Change and goodbyes; it can be so difficult to go through. Which is currently what I am going through right now. This was my last week of school at Northwest Middle School. I have been teaching there for 2 amazing years. I have truly loved working there. My co-workers have been the best co-workers that anyone could have asked. The amount that I have learned about schools and about special education is amazing. The knowledge that I’ve obtained from working at NMS have truly been in preparation for what God is calling me for me.
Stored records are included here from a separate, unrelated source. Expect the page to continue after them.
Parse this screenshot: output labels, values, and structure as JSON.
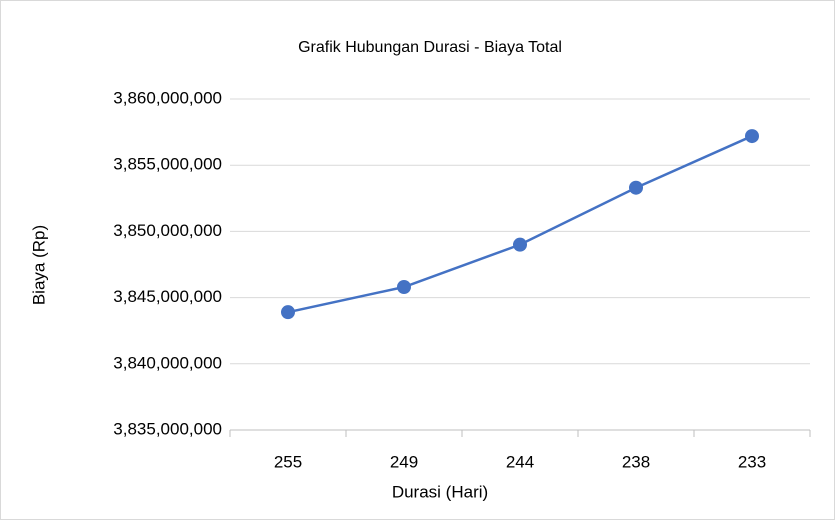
{
  "chart_data": {
    "type": "line",
    "title": "Grafik Hubungan Durasi - Biaya Total",
    "x_label": "Durasi (Hari)",
    "y_label": "Biaya (Rp)",
    "categories": [
      "255",
      "249",
      "244",
      "238",
      "233"
    ],
    "series": [
      {
        "name": "Biaya Total",
        "color": "#4472c4",
        "values": [
          3843900000,
          3845800000,
          3849000000,
          3853300000,
          3857200000
        ]
      }
    ],
    "ylim": [
      3835000000,
      3860000000
    ],
    "yticks": [
      {
        "value": 3835000000,
        "label": "3,835,000,000"
      },
      {
        "value": 3840000000,
        "label": "3,840,000,000"
      },
      {
        "value": 3845000000,
        "label": "3,845,000,000"
      },
      {
        "value": 3850000000,
        "label": "3,850,000,000"
      },
      {
        "value": 3855000000,
        "label": "3,855,000,000"
      },
      {
        "value": 3860000000,
        "label": "3,860,000,000"
      }
    ],
    "grid": true
  }
}
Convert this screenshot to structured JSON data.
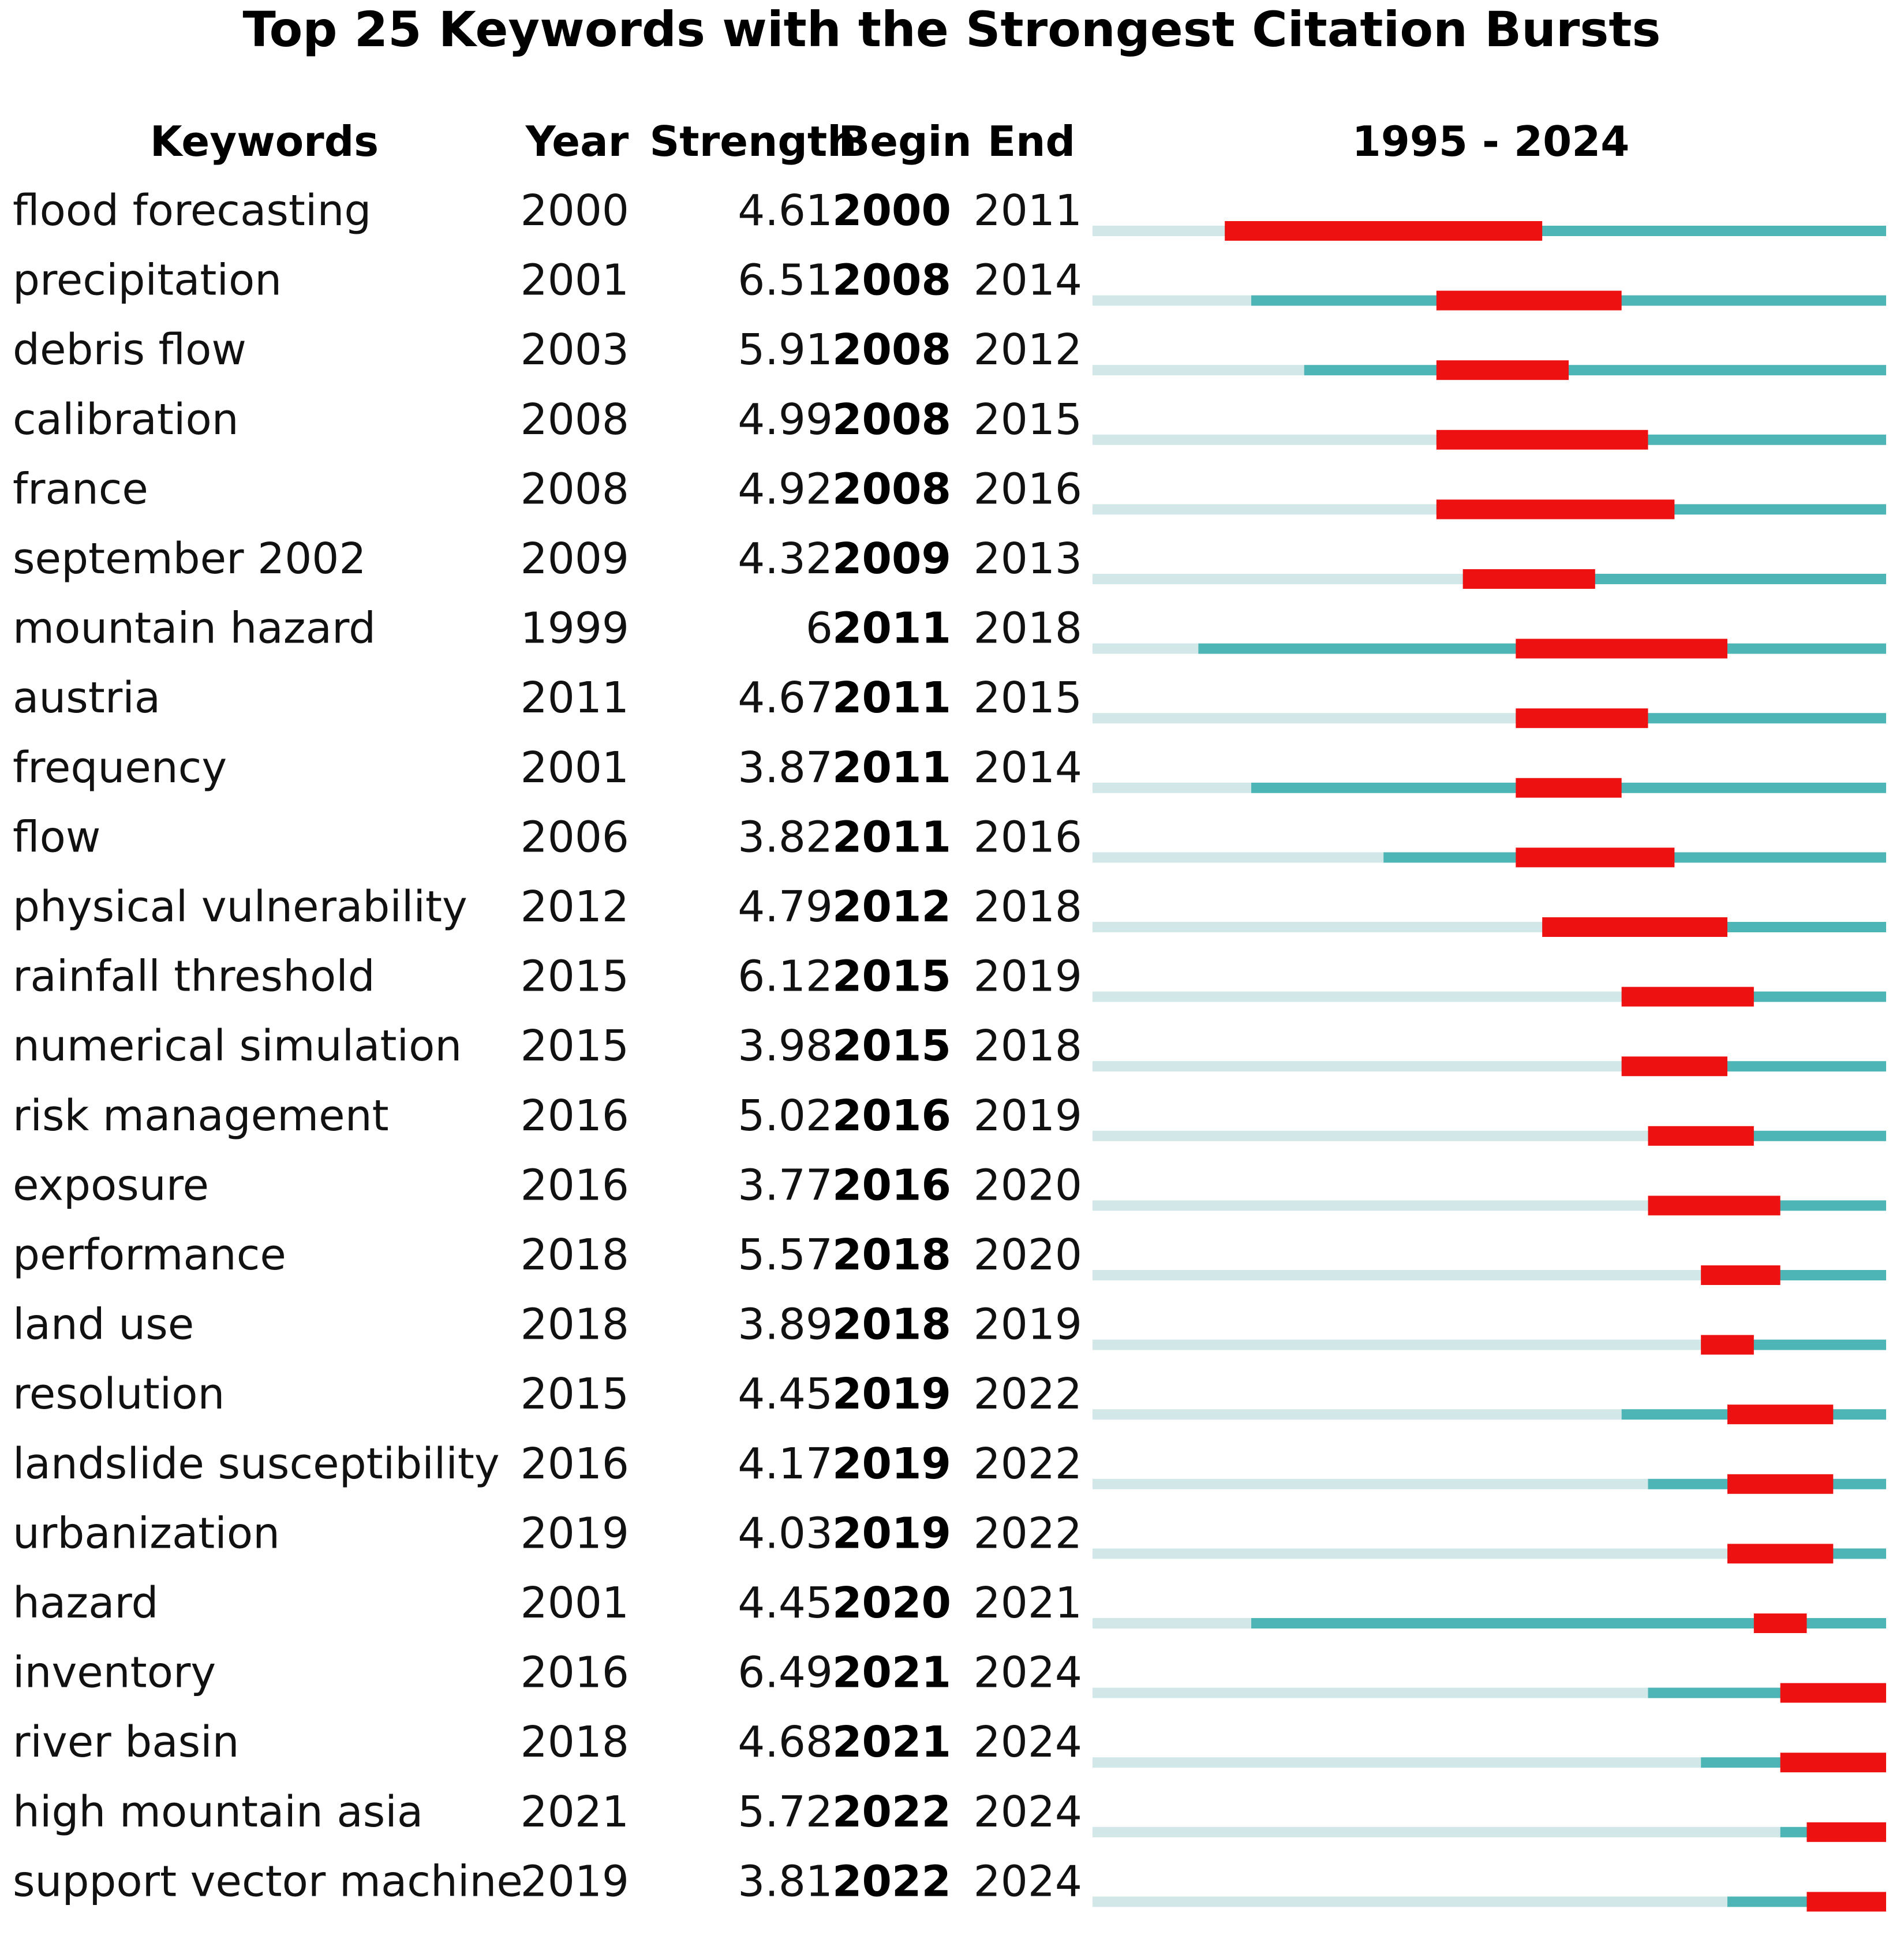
{
  "chart_data": {
    "type": "table",
    "title": "Top 25 Keywords with the Strongest Citation Bursts",
    "headers": {
      "keyword": "Keywords",
      "year": "Year",
      "strength": "Strength",
      "begin": "Begin",
      "end": "End",
      "range": "1995 - 2024"
    },
    "range_start": 1995,
    "range_end": 2024,
    "rows": [
      {
        "keyword": "flood forecasting",
        "year": "2000",
        "strength": "4.61",
        "begin": "2000",
        "end": "2011"
      },
      {
        "keyword": "precipitation",
        "year": "2001",
        "strength": "6.51",
        "begin": "2008",
        "end": "2014"
      },
      {
        "keyword": "debris flow",
        "year": "2003",
        "strength": "5.91",
        "begin": "2008",
        "end": "2012"
      },
      {
        "keyword": "calibration",
        "year": "2008",
        "strength": "4.99",
        "begin": "2008",
        "end": "2015"
      },
      {
        "keyword": "france",
        "year": "2008",
        "strength": "4.92",
        "begin": "2008",
        "end": "2016"
      },
      {
        "keyword": "september 2002",
        "year": "2009",
        "strength": "4.32",
        "begin": "2009",
        "end": "2013"
      },
      {
        "keyword": "mountain hazard",
        "year": "1999",
        "strength": "6",
        "begin": "2011",
        "end": "2018"
      },
      {
        "keyword": "austria",
        "year": "2011",
        "strength": "4.67",
        "begin": "2011",
        "end": "2015"
      },
      {
        "keyword": "frequency",
        "year": "2001",
        "strength": "3.87",
        "begin": "2011",
        "end": "2014"
      },
      {
        "keyword": "flow",
        "year": "2006",
        "strength": "3.82",
        "begin": "2011",
        "end": "2016"
      },
      {
        "keyword": "physical vulnerability",
        "year": "2012",
        "strength": "4.79",
        "begin": "2012",
        "end": "2018"
      },
      {
        "keyword": "rainfall threshold",
        "year": "2015",
        "strength": "6.12",
        "begin": "2015",
        "end": "2019"
      },
      {
        "keyword": "numerical simulation",
        "year": "2015",
        "strength": "3.98",
        "begin": "2015",
        "end": "2018"
      },
      {
        "keyword": "risk management",
        "year": "2016",
        "strength": "5.02",
        "begin": "2016",
        "end": "2019"
      },
      {
        "keyword": "exposure",
        "year": "2016",
        "strength": "3.77",
        "begin": "2016",
        "end": "2020"
      },
      {
        "keyword": "performance",
        "year": "2018",
        "strength": "5.57",
        "begin": "2018",
        "end": "2020"
      },
      {
        "keyword": "land use",
        "year": "2018",
        "strength": "3.89",
        "begin": "2018",
        "end": "2019"
      },
      {
        "keyword": "resolution",
        "year": "2015",
        "strength": "4.45",
        "begin": "2019",
        "end": "2022"
      },
      {
        "keyword": "landslide susceptibility",
        "year": "2016",
        "strength": "4.17",
        "begin": "2019",
        "end": "2022"
      },
      {
        "keyword": "urbanization",
        "year": "2019",
        "strength": "4.03",
        "begin": "2019",
        "end": "2022"
      },
      {
        "keyword": "hazard",
        "year": "2001",
        "strength": "4.45",
        "begin": "2020",
        "end": "2021"
      },
      {
        "keyword": "inventory",
        "year": "2016",
        "strength": "6.49",
        "begin": "2021",
        "end": "2024"
      },
      {
        "keyword": "river basin",
        "year": "2018",
        "strength": "4.68",
        "begin": "2021",
        "end": "2024"
      },
      {
        "keyword": "high mountain asia",
        "year": "2021",
        "strength": "5.72",
        "begin": "2022",
        "end": "2024"
      },
      {
        "keyword": "support vector machine",
        "year": "2019",
        "strength": "3.81",
        "begin": "2022",
        "end": "2024"
      }
    ],
    "colors": {
      "inactive": "#d2e8e8",
      "active": "#4db5b5",
      "burst": "#ee1111"
    }
  }
}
I hate goodbyes. I’d much rather say, “I’ll see you when you see me.” That doesn’t sound so permanent, so final. The relationships that I have created in Knoxville have been more then I could have hoped for. I know without a doubt that God called me to Knoxville. He has placed me here to develop and grow as a person and as a Christian. Being away from my entire family, and everyone else that I was familiar with, forced me to depend on God for everything. Not only was He was my Savior, but He became my best friend, He became my everything. This is a lesson that I needed in order to be able to spend the year in Tanzania. I know that once again, when I say “see you when you see me” to my friends here in Knoxville, God will remain my everything, He’ll remain my best friend.
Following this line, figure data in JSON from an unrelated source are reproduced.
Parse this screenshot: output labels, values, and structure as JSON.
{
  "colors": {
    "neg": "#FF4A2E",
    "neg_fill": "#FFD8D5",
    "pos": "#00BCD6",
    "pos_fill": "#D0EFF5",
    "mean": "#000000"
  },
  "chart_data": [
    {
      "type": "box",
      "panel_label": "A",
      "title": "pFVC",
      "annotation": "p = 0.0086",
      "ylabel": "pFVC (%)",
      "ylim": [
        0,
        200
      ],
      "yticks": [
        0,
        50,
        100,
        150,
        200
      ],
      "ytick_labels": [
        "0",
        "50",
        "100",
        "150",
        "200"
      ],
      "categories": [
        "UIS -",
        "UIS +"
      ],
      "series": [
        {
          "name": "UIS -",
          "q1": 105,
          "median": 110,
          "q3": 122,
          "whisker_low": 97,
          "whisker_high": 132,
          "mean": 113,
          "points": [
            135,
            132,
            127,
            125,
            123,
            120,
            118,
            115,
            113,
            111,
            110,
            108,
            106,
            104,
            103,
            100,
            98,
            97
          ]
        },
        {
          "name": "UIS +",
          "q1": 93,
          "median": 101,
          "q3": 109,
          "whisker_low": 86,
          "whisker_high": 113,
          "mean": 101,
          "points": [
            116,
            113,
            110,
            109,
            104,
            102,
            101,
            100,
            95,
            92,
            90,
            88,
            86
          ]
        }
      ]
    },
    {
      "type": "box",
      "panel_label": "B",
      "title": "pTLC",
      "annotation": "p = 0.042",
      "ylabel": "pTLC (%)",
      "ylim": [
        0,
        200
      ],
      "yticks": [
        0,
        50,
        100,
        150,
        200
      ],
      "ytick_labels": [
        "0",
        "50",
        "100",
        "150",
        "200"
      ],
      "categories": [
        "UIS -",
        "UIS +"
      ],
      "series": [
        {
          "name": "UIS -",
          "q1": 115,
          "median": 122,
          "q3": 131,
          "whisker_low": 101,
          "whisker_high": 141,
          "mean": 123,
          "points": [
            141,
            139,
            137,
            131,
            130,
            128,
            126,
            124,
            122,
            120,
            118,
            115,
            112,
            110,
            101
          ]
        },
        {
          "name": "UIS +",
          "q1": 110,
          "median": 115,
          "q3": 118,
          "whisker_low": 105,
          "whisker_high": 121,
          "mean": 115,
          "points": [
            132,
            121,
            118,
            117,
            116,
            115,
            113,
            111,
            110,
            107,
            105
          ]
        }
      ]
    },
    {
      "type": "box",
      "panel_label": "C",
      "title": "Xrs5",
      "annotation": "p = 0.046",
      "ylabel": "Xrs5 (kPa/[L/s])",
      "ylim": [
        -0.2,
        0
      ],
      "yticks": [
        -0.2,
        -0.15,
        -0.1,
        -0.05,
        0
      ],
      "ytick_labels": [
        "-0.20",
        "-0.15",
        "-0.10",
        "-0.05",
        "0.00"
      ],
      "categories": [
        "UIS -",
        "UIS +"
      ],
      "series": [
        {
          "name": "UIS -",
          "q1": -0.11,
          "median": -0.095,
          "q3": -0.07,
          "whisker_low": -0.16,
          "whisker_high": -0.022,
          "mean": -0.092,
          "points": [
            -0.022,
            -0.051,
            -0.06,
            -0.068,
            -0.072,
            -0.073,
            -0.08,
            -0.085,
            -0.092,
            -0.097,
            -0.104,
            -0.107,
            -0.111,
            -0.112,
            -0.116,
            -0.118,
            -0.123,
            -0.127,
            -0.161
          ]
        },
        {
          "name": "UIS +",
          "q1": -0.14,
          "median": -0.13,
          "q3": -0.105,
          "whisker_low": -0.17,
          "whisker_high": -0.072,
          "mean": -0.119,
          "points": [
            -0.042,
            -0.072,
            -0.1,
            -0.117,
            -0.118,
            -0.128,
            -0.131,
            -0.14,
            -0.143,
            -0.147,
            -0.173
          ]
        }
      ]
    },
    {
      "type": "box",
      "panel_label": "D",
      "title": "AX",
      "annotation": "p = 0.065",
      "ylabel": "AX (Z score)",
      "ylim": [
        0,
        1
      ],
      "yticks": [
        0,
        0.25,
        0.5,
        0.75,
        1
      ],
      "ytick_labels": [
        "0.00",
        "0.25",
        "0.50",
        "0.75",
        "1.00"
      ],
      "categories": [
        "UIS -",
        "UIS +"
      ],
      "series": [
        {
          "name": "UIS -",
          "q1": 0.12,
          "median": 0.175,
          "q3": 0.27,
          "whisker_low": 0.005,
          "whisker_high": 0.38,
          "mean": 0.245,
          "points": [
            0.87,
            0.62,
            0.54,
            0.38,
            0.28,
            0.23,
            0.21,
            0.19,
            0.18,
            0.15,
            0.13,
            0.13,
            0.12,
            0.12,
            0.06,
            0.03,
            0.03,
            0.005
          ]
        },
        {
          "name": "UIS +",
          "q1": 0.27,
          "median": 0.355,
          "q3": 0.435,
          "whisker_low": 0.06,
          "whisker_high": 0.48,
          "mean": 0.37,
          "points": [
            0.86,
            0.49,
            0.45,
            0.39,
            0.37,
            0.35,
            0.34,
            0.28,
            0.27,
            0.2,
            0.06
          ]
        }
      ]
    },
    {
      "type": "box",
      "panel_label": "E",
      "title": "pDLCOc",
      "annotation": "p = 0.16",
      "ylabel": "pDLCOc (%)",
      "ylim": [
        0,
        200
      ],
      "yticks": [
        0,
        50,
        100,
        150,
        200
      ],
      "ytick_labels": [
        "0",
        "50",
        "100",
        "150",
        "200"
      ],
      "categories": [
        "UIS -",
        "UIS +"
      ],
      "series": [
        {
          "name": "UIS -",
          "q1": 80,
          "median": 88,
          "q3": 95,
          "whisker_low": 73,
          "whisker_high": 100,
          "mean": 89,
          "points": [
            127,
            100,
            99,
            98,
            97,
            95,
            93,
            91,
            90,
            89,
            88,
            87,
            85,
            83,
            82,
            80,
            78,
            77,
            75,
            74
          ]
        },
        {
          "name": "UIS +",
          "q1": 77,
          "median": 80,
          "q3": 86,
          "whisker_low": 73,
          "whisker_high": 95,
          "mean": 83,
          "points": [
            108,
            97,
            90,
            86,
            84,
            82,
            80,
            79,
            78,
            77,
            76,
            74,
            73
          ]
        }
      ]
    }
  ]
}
I have once again been extremely overwhelmed by the support that I have been getting. I have sold close to 200 cookbooks which is way more then I imagined. I have also had many different people support me that I would never have imagined. God is good and He has come through in so many different ways. He keeps challenging me to ask Him to be big. And every time I do, He has not failed to follow through. He has never ceased to amaze me. I love the lyrics to the song “Give Me Faith” by Elevation Worship. I need to continue to put my faith in Christ and trust what He says. He has promised to take care of me, He has promised to never leave me. That is something that I will cling to in these moments of goodbye. In these times of uncertainty. When everything else around me is drastically changing, I know that my God is the same yesterday, today and tomorrow. And though “I may be weak but Your spirit's strong in me My flesh may fail My God you never will”
Thank you so much for your support. Please keep me in your prayers as I’m getting ready to leave Knoxville. It truly has become my home, and I really do hope to return again someday, Lord willing. It will be a rough, emotional week!